The arroyo toad starred in the case of Rancho Viejo LLC v. Norton, decided by the United States Circuit Court of Appeals for the District of Columbia, on which Judge John Roberts sits. A private landowner was prevented from erecting a fence on his land because it would take habitat from the arroyo toad, an endangered species. A three-judge panel ruled for the toad, and the landowner requested what's called an en banc rehearing, meaning consideration by a larger panel of judges. Roberts dissented from the decision denying en banc review.

Roberts' dissent strongly suggests he did not believe Congress could protect the arroyo toad because he did not see how “the taking of a hapless toad, that, for reasons of its own, lives its entire life in California constitutes … commerce … among the several states.'”

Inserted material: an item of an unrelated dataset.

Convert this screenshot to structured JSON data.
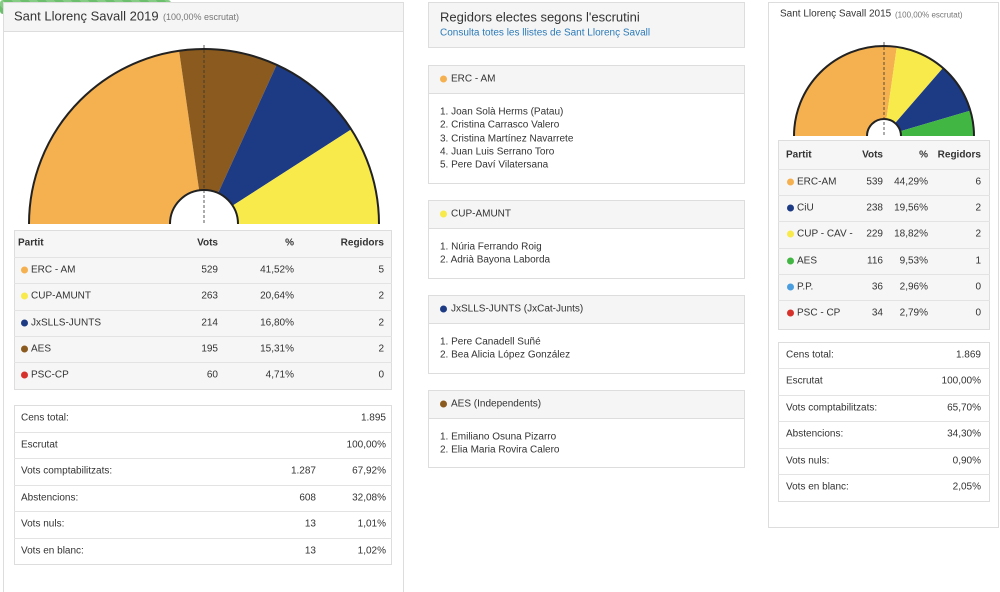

That's not good news for a creature like the Sacramento Mountains' checkerspot butterfly, which exists only near Cloudcroft, New Mexico, or the silvery minnow, which swims only in limited stretches of our state's portion of the Rio Grande. Even for wolves that roam between Arizona and New Mexico, this line of inquiry bodes trouble. How do wolves substantially affect interstate commerce? You can't buy or sell them. They are not agents of commerce. What difference would it make to interstate commerce if they ceased to exist except in zoos?

These are painful questions for anyone who loves nature for its own sake or believes we are morally obliged to protect God's creation. But those values, however inspiring, aren't legally recognized. And while conservationists abhor the notion that wildlife has anything to do with commerce, survival of many struggling creatures may turn on radically different logic. The Endangered Species Act may fall unless its supporters can satisfy a Supreme Court shaped by George W. Bush that rare critters and obscure plants matter enough to interstate commerce to permit Congress to protect them.

The days of the Endangered Species Act being wielded as a club by environmentalists may be ending. With Roberts' certain confirmation, and more cases like the arroyo toad working their way onto appellate dockets, environmentalists will eventually be preoccupied with worry about their favorite law's fragile clay feet.